Memperingati Hari Bumi: Yuk Ciptakan Lingkungan Sehat Dengan Langkah Berikut

Memasuki bulan April, tepatnya pada tanggal 22, terdapat perayaan hari bumi internasional. Sesuai dengan momen ini, tahukah Ibu apa yang sedang terjadi pada planet yang kita huni ini? Saat ini, beberapa fenomena alam akibat perubahan iklim terjadi, seperti cuaca ekstrem, gletser yang meleleh, permukaan laut yang naik, rusaknya terumbu karang, area hijau yang semakin sedikit serta diikuti oleh terancam punahnya beberapa jenis satwa.

Fenomena tersebut bukanlah tanpa sebab. Aktivitas manusia merupakan penyebab terbesar perubahan iklim yang umumnya disebabkan oleh efek rumah kaca. Yuk, rayakan hari bumi setiap hari dengan membantu menciptakan lingkungan sehat di sekitar seperti di bawah ini, Bu!

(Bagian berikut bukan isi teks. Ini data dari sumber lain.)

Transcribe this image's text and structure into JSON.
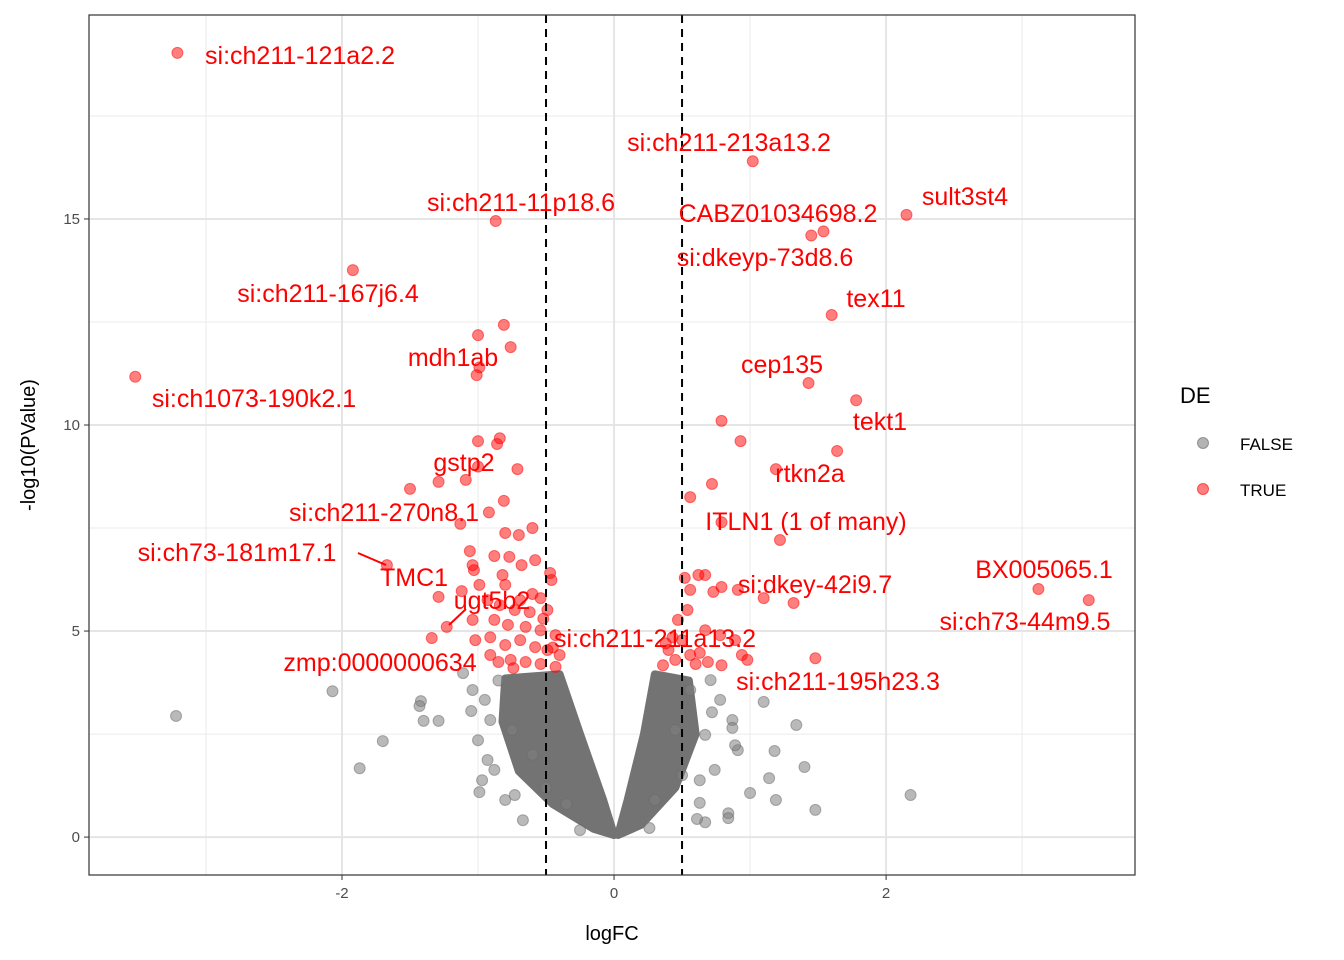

  1. Mengurangi penggunaan produk kimia dan pestisida

Memiliki banyak tanaman di rumah? Saatnya Ibu beralih ke pupuk organik serta mengurangi penggunaan pestisida. Jangan lupa untuk memilih produk rumah tangga yang ramah lingkungan sehingga tidak mencemari air.

  1. Menghemat penggunaan plastik

Masih ingat dengan kebijakan plastik berbayar beberapa waktu lalu? Hal tersebut dilakukan agar masyarakat mampu menghemat penggunaan plastik dan beralih menggunakan tas kain yang dapat digunakan berulang-ulang. Plastik yang sudah digunakan akan berakhir menjadi sampah dan seringkali menjadi penyebab banjir karena jumlahnya yang terlalu banyak digunakan sebagai bagian dari sampah rumah tangga.

  1. Bijak membuang sampah

Menciptakan lingkungan sehat dapat ibu awali dengan hal-hal yang kecil. Hindari kebiasaan untuk membuang sampah sembarangan agar tidak mencemari air dan tanah. Selain itu, sampah juga sebaiknya tidak dibakar karena dapat menimbulkan polusi udara yang juga berbahaya untuk kesehatan sistem pernapasan manusia. Sampah yang dibuang pun sebaiknya diikat dengan kuat supaya tidak mudah berserakan.

  1. Menghindari pemakaian styrofoam

Styrofoam adalah salah satu material yang tidak dapat didaur ulang dan umumnya digunakan untuk kemasan makanan sekali pakai. Penggunaan styrofoam tidak hanya berlawanan dengan lingkungan sehat karena tidak dapat didaur ulang, tetapi juga dapat membahayakan kesehatan. Pada makanan yang bersifat panas dan berlemak, penggunaan styrofoam dapat memicu kanker karena mengandung karsinogen. Membawa kemasan makanan dan minuman sendiri dapat menjadi solusi bagi Ibu yang ingin menciptakan lingkungan sehat bebas styrofoam.

  1. Menanam pohon

Langkah yang dapat Ibu lakukan agar lingkungan sehat tercipta adalah memperbanyak tanaman. Selain memperindah lingkungan, tanaman dapat menyerap karbondioksida sehingga kualitas udara menjadi lebih baik. Jangan lupa untuk merawat serta memotong tanaman Ibu secara berkala apabila tanaman tersebut mulai mengganggu jalan umum.